Giriş yapmadınız.

Sayın ziyaretçi, Muhabbet Fedâileri sitesine hoş geldiniz. Eğer buraya ilk ziyaretiniz ise lütfen yardım bölümünü okuyunuz. Böylece bu sitenin nasıl çalıştığı konusunda ayrıntılı bilgilere ulaşabilirsiniz. Eğer sitenin tüm olanaklarından faydalanmak istiyorsanız, kayıt yaptırmayı düşünmelisiniz. Bunun için kayıt formunu kullanabilir ya da bu bağlantıya giderek kayıt işlemi hakkında daha fazla bilgi alabilirsiniz.
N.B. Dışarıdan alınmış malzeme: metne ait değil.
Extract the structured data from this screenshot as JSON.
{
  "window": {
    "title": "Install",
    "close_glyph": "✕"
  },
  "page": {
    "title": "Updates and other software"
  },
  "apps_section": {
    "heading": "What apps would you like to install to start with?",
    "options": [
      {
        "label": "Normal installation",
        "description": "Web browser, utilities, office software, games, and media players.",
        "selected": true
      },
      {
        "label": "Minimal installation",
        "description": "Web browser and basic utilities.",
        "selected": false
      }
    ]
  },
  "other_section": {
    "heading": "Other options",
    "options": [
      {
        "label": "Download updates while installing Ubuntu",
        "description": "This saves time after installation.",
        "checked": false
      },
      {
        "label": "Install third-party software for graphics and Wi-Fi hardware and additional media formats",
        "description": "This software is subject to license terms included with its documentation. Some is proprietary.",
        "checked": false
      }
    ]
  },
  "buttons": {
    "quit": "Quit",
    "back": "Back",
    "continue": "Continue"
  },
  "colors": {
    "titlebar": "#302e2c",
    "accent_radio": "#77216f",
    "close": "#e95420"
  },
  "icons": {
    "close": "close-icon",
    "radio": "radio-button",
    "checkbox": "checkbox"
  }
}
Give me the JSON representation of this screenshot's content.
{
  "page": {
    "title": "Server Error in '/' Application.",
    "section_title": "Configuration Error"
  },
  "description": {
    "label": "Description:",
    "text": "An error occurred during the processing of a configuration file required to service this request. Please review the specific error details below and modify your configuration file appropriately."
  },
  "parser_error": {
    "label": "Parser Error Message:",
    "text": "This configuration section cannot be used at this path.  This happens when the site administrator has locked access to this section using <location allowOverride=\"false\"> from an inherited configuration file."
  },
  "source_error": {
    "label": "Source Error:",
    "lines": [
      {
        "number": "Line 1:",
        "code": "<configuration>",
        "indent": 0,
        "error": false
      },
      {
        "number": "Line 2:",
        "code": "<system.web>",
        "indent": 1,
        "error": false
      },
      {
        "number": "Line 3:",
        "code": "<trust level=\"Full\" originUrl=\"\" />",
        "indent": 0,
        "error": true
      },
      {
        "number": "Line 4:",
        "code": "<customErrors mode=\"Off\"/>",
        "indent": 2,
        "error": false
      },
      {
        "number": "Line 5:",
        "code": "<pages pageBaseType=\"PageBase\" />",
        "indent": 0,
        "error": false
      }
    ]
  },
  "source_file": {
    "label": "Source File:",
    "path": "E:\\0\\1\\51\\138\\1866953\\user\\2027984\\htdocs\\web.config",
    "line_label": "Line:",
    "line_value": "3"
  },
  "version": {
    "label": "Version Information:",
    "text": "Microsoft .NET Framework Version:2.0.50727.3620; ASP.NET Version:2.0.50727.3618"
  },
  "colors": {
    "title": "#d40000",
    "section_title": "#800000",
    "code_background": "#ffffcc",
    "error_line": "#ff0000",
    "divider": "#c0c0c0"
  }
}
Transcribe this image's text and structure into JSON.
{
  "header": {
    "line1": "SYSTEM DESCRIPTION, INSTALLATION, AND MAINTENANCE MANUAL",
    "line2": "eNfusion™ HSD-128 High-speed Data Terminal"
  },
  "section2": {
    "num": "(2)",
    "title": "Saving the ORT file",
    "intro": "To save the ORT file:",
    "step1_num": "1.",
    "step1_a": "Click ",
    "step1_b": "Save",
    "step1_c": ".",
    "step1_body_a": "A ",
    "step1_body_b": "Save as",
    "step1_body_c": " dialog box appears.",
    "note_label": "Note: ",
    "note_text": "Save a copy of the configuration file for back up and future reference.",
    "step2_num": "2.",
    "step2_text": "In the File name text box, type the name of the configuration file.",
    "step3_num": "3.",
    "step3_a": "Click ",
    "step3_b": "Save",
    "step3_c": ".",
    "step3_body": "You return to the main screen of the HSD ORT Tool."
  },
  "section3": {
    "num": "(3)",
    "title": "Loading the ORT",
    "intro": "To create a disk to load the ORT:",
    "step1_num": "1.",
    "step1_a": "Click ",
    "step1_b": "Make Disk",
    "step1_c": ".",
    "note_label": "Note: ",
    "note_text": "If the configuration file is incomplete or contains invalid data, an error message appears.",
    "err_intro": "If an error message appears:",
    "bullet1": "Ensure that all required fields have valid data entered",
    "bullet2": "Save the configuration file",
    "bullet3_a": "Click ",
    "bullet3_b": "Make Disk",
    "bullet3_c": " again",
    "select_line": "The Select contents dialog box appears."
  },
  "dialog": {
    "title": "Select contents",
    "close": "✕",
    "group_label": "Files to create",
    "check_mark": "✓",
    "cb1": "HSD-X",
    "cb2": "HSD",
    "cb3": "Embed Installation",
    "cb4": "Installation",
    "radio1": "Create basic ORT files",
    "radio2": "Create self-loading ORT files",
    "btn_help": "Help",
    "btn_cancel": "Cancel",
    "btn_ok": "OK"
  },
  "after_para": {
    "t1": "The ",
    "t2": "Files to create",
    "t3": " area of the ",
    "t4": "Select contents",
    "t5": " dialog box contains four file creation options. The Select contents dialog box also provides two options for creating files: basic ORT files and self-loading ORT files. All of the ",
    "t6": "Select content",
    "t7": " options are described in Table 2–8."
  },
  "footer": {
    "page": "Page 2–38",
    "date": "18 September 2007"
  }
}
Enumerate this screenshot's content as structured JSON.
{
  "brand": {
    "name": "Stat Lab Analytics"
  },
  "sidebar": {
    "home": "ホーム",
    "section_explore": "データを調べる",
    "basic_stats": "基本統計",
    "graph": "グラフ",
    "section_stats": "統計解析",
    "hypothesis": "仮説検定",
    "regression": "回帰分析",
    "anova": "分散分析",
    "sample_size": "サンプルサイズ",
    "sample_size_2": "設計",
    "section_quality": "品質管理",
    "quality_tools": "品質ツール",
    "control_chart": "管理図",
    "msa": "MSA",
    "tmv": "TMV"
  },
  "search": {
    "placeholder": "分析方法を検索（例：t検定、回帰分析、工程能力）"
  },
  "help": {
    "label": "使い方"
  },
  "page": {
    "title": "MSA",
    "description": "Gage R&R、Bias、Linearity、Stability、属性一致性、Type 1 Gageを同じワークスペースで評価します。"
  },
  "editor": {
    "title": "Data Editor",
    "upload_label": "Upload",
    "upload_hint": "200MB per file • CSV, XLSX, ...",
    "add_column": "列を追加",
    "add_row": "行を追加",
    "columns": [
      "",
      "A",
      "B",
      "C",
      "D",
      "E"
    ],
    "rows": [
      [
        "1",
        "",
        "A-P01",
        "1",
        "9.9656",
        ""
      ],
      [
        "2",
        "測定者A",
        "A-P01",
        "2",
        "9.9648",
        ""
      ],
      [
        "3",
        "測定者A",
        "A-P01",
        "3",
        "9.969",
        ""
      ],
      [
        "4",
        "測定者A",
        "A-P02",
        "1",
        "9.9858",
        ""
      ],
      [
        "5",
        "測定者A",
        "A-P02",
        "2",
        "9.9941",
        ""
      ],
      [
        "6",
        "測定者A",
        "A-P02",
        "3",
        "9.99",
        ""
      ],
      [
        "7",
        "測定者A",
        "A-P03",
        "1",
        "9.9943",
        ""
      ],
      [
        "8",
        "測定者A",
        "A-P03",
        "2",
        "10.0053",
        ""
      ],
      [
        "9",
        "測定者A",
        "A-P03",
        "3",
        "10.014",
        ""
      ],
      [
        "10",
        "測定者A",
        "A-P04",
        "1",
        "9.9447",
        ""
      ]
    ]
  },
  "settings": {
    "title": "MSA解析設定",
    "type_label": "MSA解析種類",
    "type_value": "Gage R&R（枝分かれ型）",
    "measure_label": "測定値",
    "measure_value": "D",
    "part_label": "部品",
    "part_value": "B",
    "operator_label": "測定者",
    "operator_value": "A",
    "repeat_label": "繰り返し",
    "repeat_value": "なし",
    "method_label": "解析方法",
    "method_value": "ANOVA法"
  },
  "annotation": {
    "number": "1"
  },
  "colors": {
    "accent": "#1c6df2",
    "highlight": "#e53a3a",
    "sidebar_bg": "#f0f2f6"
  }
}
Eğer önceden kayıt yaptırdıysanız buradan giriş yapabilirsiniz.

1

09.03.2008, 01:29

cahiliyeye dönüş <kadın>

cahiliyeye dönüş

bir kadının ve bir erkeğin ayrı ayrı vazîfeleri vardır. bunlar adam akıllı taksim edilerek, uygulanınca ortaya <<aile>> çıkar. din tamâmen bir tarafa (hâşâ) dursun, alelâde bir türk ailesinde bile, binlerce yıldır vâr olan örf ve âdetler vardır. milyonlarca türk evinde, din ile alâkalı birtek oruç olmasına rağmen, anneler aslâ dapdaracık ve açık giyinmez, herhangi bir erkekle alışverişten ayrı olmak üzere konuşmaz ve hayâtındaki yegâne derdi evlatları ve kocasından başkası olmazdı. işte bu noktadır ki, türk milleti binlerce yıldır aynı varlığının korumuş ve bütün dünyâya da yayılmış olmasına rağmen, her yerde “türk” olarak kalmıştır.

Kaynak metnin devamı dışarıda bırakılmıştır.